Und da ich ja auch schon oft Vögel und anderes Getier fotografiert habe, weiss ich, wie schwierig dies ist. Und sass nur da (in einem roten weich gepolstertem Kinosessel) und hab zwei Stunden lang nur gestaunt, was der alles kann. Er hat natürlich eine Ausrüstung (600mm-Objektiv unter anderem) wovon ich nur träumen kann – aber trotzdem. Er hat einfach immer genau DEN richtigen Moment eingefangen. Zu jedem Bild hatte er eine Erzählung parat, wie, wo, wann geschossen und was er alles erlebt hat.
Ich konnte einfach nicht widerstehen und musste uns unbedingt sein neuestes Buch „att överleva dagen“ (den Tag überleben) kaufen. Mit persönlicher Widmung für Anders und mich.
Samstag ging es weiter mit vielen Vorträgen, ich konnte aber aus Zeitgründen nur drei besuchen. Der eine war von Anders Geidemark aus Schweden, der Bilder aus dem „wilden Albanien“ gezeigt hat. Normalerweise hört man ja aus Albanien oder von Albaniern nicht so tolle Sachen, aber die haben also ein schönes Land! Wobei er gesagt hat, dass in Albanien die Männer immer „käfelen“ und die Frauen und Eseln die Arbeit verrichten, was man auch auf den Bildern sehr gut gesehen hat. Der Mann trägt einen Kübel und die Frau eine Tonne Stroh auf dem Rücken. Er hat eindrückliche Natur- und Landschaftsaufnahmen gezeigt.
Einen kürzeren Vortrag über Modefotografie liess ich mir auch nicht entgehen. Es war sehr interessant, hinter die Kulissen eines Modefotografen zu schauen und zu entdecken, was und wie viel Arbeit hinter einem Bild steckt.
Und dann kam (abgesehen vom Vortrag von Brutus Östling) das Beste: Mireille de la Lez (39jährig) präsentierte ihr neues Buch mit einer grossartigen Bildershow. Das Buch heisst „Värld av is – ett hotat arktis“, auf deutsch heisst es „Leben im Eis – Arktis in Gefahr“ (ist z.B. bei Ex Libris erhältlich: http://www.exlibris.ch/?status=detail&p_id=3013329&t_na=sbz).
Ich hab noch nie solche genialen Bilder gesehen. Sie lebt meistens während vier oder 6-10 Monaten in der Arktis. Am Anfang zeigte sie ein Video von der Arktis und da hörte man den Wind pfeifen! Also ich mach ja viel für ein gutes Bild, aber in die Arktis reisen – nein danke!! Dort ist es -40/-45°C und wenn es windet und stürmt sogar -80°C!!! Sie schläft in drei Schlafsäcken und hat zwei Kleidergrössen: Normalerweise Grösse 34 und wenn sie dann ihre sechs Lagen Wolle angezogen hat, Grösse 42! Sie isst irgend so gefrorenes Zeugs (ich hab diese Stelle nicht ganz verstanden) und jagt Seerobben und fischt, um sich zu ernähren.

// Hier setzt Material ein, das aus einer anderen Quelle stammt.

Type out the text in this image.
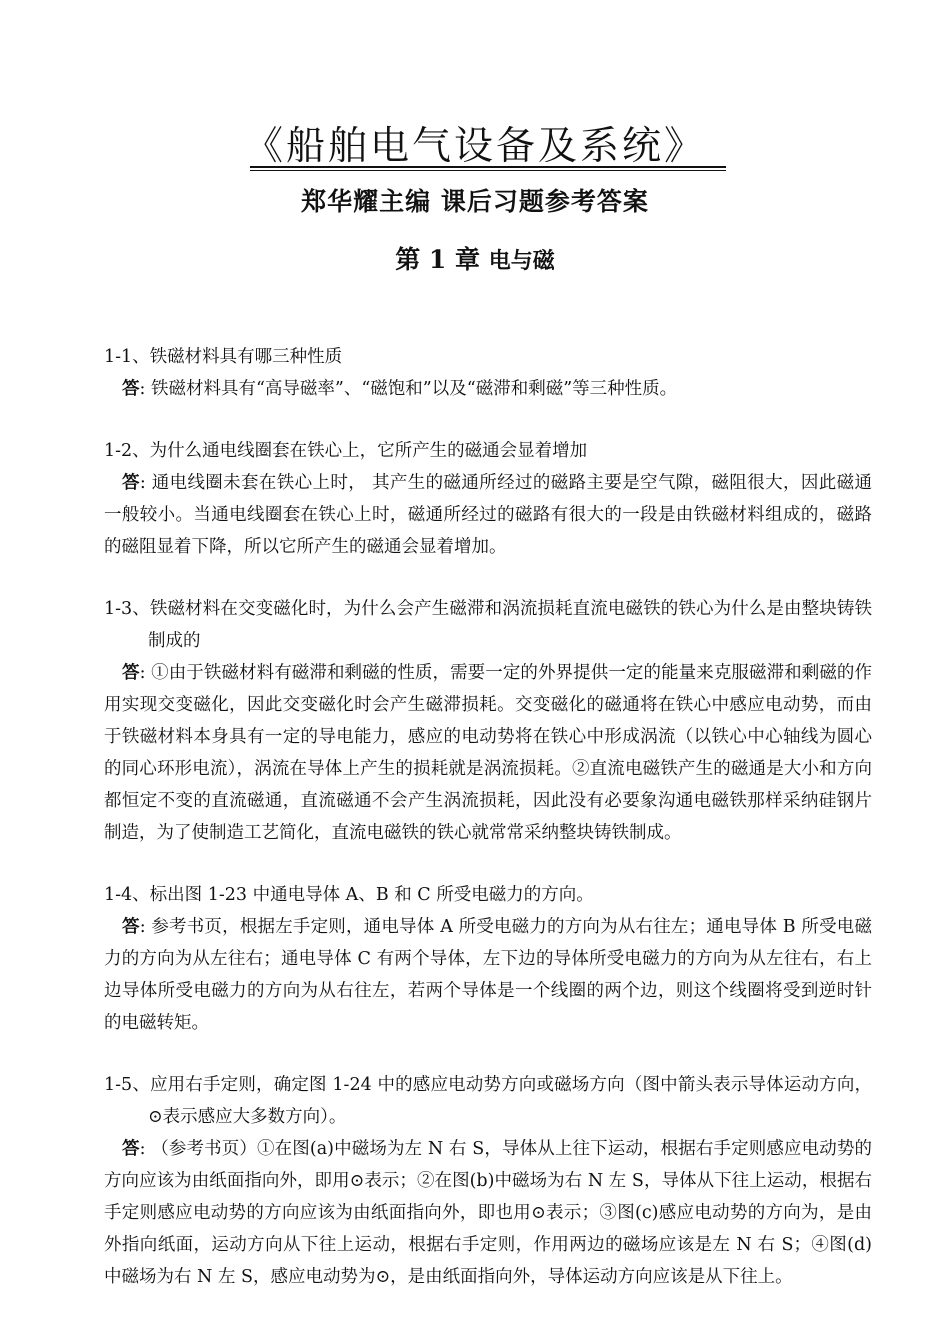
《船舶电气设备及系统》
郑华耀主编 课后习题参考答案
第 1 章 电与磁

1-1、铁磁材料具有哪三种性质

答: 铁磁材料具有“高导磁率”、“磁饱和”以及“磁滞和剩磁”等三种性质。

1-2、为什么通电线圈套在铁心上，它所产生的磁通会显着增加

答: 通电线圈未套在铁心上时， 其产生的磁通所经过的磁路主要是空气隙，磁阻很大，因此磁通一般较小。当通电线圈套在铁心上时，磁通所经过的磁路有很大的一段是由铁磁材料组成的，磁路的磁阻显着下降，所以它所产生的磁通会显着增加。

1-3、铁磁材料在交变磁化时，为什么会产生磁滞和涡流损耗直流电磁铁的铁心为什么是由整块铸铁制成的

答: ①由于铁磁材料有磁滞和剩磁的性质，需要一定的外界提供一定的能量来克服磁滞和剩磁的作用实现交变磁化，因此交变磁化时会产生磁滞损耗。交变磁化的磁通将在铁心中感应电动势，而由于铁磁材料本身具有一定的导电能力，感应的电动势将在铁心中形成涡流（以铁心中心轴线为圆心的同心环形电流），涡流在导体上产生的损耗就是涡流损耗。②直流电磁铁产生的磁通是大小和方向都恒定不变的直流磁通，直流磁通不会产生涡流损耗，因此没有必要象沟通电磁铁那样采纳硅钢片制造，为了使制造工艺简化，直流电磁铁的铁心就常常采纳整块铸铁制成。

1-4、标出图 1-23 中通电导体 A、B 和 C 所受电磁力的方向。

答: 参考书页，根据左手定则，通电导体 A 所受电磁力的方向为从右往左；通电导体 B 所受电磁力的方向为从左往右；通电导体 C 有两个导体，左下边的导体所受电磁力的方向为从左往右，右上边导体所受电磁力的方向为从右往左，若两个导体是一个线圈的两个边，则这个线圈将受到逆时针的电磁转矩。

1-5、应用右手定则，确定图 1-24 中的感应电动势方向或磁场方向（图中箭头表示导体运动方向，⊙表示感应大多数方向）。

答: （参考书页）①在图(a)中磁场为左 N 右 S，导体从上往下运动，根据右手定则感应电动势的方向应该为由纸面指向外，即用⊙表示；②在图(b)中磁场为右 N 左 S，导体从下往上运动，根据右手定则感应电动势的方向应该为由纸面指向外，即也用⊙表示；③图(c)感应电动势的方向为，是由外指向纸面，运动方向从下往上运动，根据右手定则，作用两边的磁场应该是左 N 右 S；④图(d)中磁场为右 N 左 S，感应电动势为⊙，是由纸面指向外，导体运动方向应该是从下往上。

Ausserdem ist sie immer bewaffnet, wenn sie unterwegs ist und fotografiert. Falls mal ein „isbjörn“ (Eisbär) zu nahe kommen sollte, kann sie so einen Warnschuss abgeben. Einer hat mal ihr Gepäck „beschlagnahmt“ und sie hatte Glück, dass er wieder abzottelte, ohne das Gepäck (Inhalt: 600mm-Objektiv!!) zu zerstören. Sie hatte schon Angst, dass sie Nikon anrufen muss, damit die ein neues Tele in die Arktis liefern.
Für das Buch hat sie sieben Jahre lang (!!!) gearbeitet. Und meistens noch alles analog fotografiert. Einmal hat ein „Fjällräv“ (Polarfuchs - http://de.wikipedia.org/wiki/Polarfuchs) aus ihrer geöffneten Tasche eine Filmrolle geklaut und ist damit abgehauen. Bye bye, Bilder!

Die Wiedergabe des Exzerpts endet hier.